Dosen Program Studi Hukum Fakultas Hukum Universitas Widya Mataram (UWM) Yogyakarta, Bagus Anwar Hidayatulloh, S.H., M.H., M.Sc., mengatakan keistimewaan DIY bukan sekadar persoalan budaya dan sejarah, tetapi juga merupakan bagian dari desain konstitusional Indonesia.
“Keistimewaan Yogyakarta menunjukkan bahwa konstitusi Indonesia tidak dibangun atas prinsip keseragaman mutlak. Negara kesatuan tidak berarti seluruh daerah harus memiliki desain pemerintahan yang sama,” ujarnya pada Senin (31/8) di Kampus Terpadu UWM, Banyuraden, Gamping, Sleman.
Menurut Bagus, Pasal 18B ayat (1) UUD 1945 memberikan pengakuan terhadap satuan pemerintahan daerah yang bersifat khusus atau istimewa. Karena itu, keistimewaan DIY merupakan bentuk akomodasi konstitusional terhadap sejarah dan kekhasan daerah.
Ia menilai keistimewaan dan demokrasi tidak perlu dipertentangkan. Yang terpenting, penyelenggaraan keistimewaan tetap dijalankan secara konstitusional, demokratis, transparan, dan akuntabel.
“Keistimewaan bukan cek kosong. Pelaksanaannya harus tetap tunduk pada prinsip negara hukum dan diarahkan untuk memberikan manfaat nyata bagi masyarakat,” kata Wakil Dekan I Fakultas Hukum ini.
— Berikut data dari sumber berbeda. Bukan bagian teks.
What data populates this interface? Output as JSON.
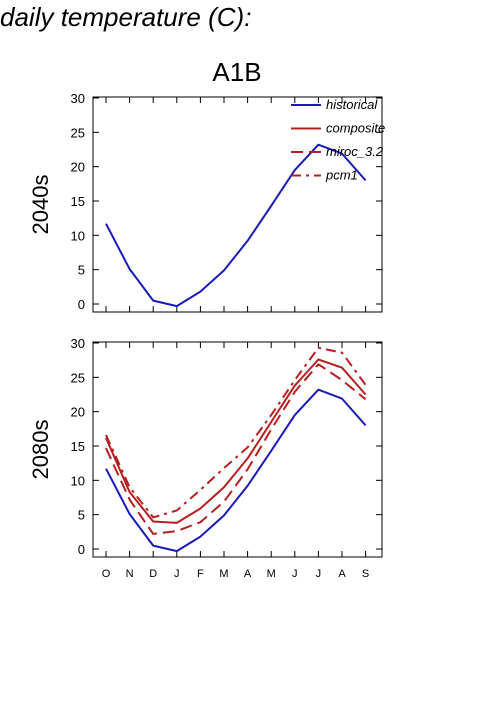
{
  "page": {
    "title": "daily temperature (C):"
  },
  "chart_data": {
    "type": "line",
    "title": "A1B",
    "categories": [
      "O",
      "N",
      "D",
      "J",
      "F",
      "M",
      "A",
      "M",
      "J",
      "J",
      "A",
      "S"
    ],
    "ylim": [
      0,
      30
    ],
    "yticks": [
      0,
      5,
      10,
      15,
      20,
      25,
      30
    ],
    "grid": false,
    "legend": {
      "placement": "top-right",
      "entries": [
        {
          "label": "historical",
          "color": "#1a1ab8",
          "dash": "solid"
        },
        {
          "label": "composite",
          "color": "#b51f1f",
          "dash": "solid"
        },
        {
          "label": "miroc_3.2",
          "color": "#b51f1f",
          "dash": "long-dash"
        },
        {
          "label": "pcm1",
          "color": "#b51f1f",
          "dash": "dash-dot"
        }
      ]
    },
    "panels": [
      {
        "ylabel": "2040s",
        "series": [
          {
            "name": "historical",
            "color": "#1a1ab8",
            "dash": "solid",
            "values": [
              11.7,
              5.1,
              0.5,
              -0.3,
              1.8,
              4.9,
              9.2,
              14.3,
              19.5,
              23.2,
              21.9,
              18.0
            ]
          }
        ]
      },
      {
        "ylabel": "2080s",
        "series": [
          {
            "name": "historical",
            "color": "#1a1ab8",
            "dash": "solid",
            "values": [
              11.7,
              5.1,
              0.5,
              -0.3,
              1.8,
              4.9,
              9.2,
              14.3,
              19.5,
              23.2,
              21.9,
              18.0
            ]
          },
          {
            "name": "composite",
            "color": "#b51f1f",
            "dash": "solid",
            "values": [
              16.2,
              8.3,
              4.0,
              3.8,
              5.9,
              9.0,
              13.2,
              18.5,
              23.8,
              27.6,
              26.4,
              22.5
            ]
          },
          {
            "name": "miroc_3.2",
            "color": "#b51f1f",
            "dash": "long-dash",
            "values": [
              14.7,
              7.2,
              2.2,
              2.6,
              3.9,
              6.9,
              11.6,
              17.4,
              22.9,
              26.9,
              24.6,
              21.8
            ]
          },
          {
            "name": "pcm1",
            "color": "#b51f1f",
            "dash": "dash-dot",
            "values": [
              16.6,
              9.0,
              4.6,
              5.6,
              8.6,
              11.8,
              14.8,
              19.5,
              24.6,
              29.3,
              28.6,
              23.9
            ]
          }
        ]
      }
    ]
  }
}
Menurutnya, keistimewaan DIY juga perlu terus dievaluasi, terutama dalam kaitannya dengan pelestarian kebudayaan, pengelolaan tata ruang, pemanfaatan dana keistimewaan, pelayanan publik, dan kesejahteraan masyarakat.
Bagus menegaskan, momentum 31 Agustus seharusnya tidak hanya menjadi pengingat lahirnya Undang-Undang Keistimewaan DIY, tetapi juga menjadi kesempatan untuk memastikan bahwa keistimewaan Yogyakarta tetap relevan dalam menjawab tantangan masa depan.
“Menjaga keistimewaan Yogyakarta bukan hanya menjaga status sebuah daerah, tetapi juga bagian dari merawat konstitusionalisme Indonesia. Keistimewaan harus tetap hidup dan terus diisi dengan demokrasi, negara hukum, akuntabilitas, serta keberpihakan kepada masyarakat,” pungkasnya.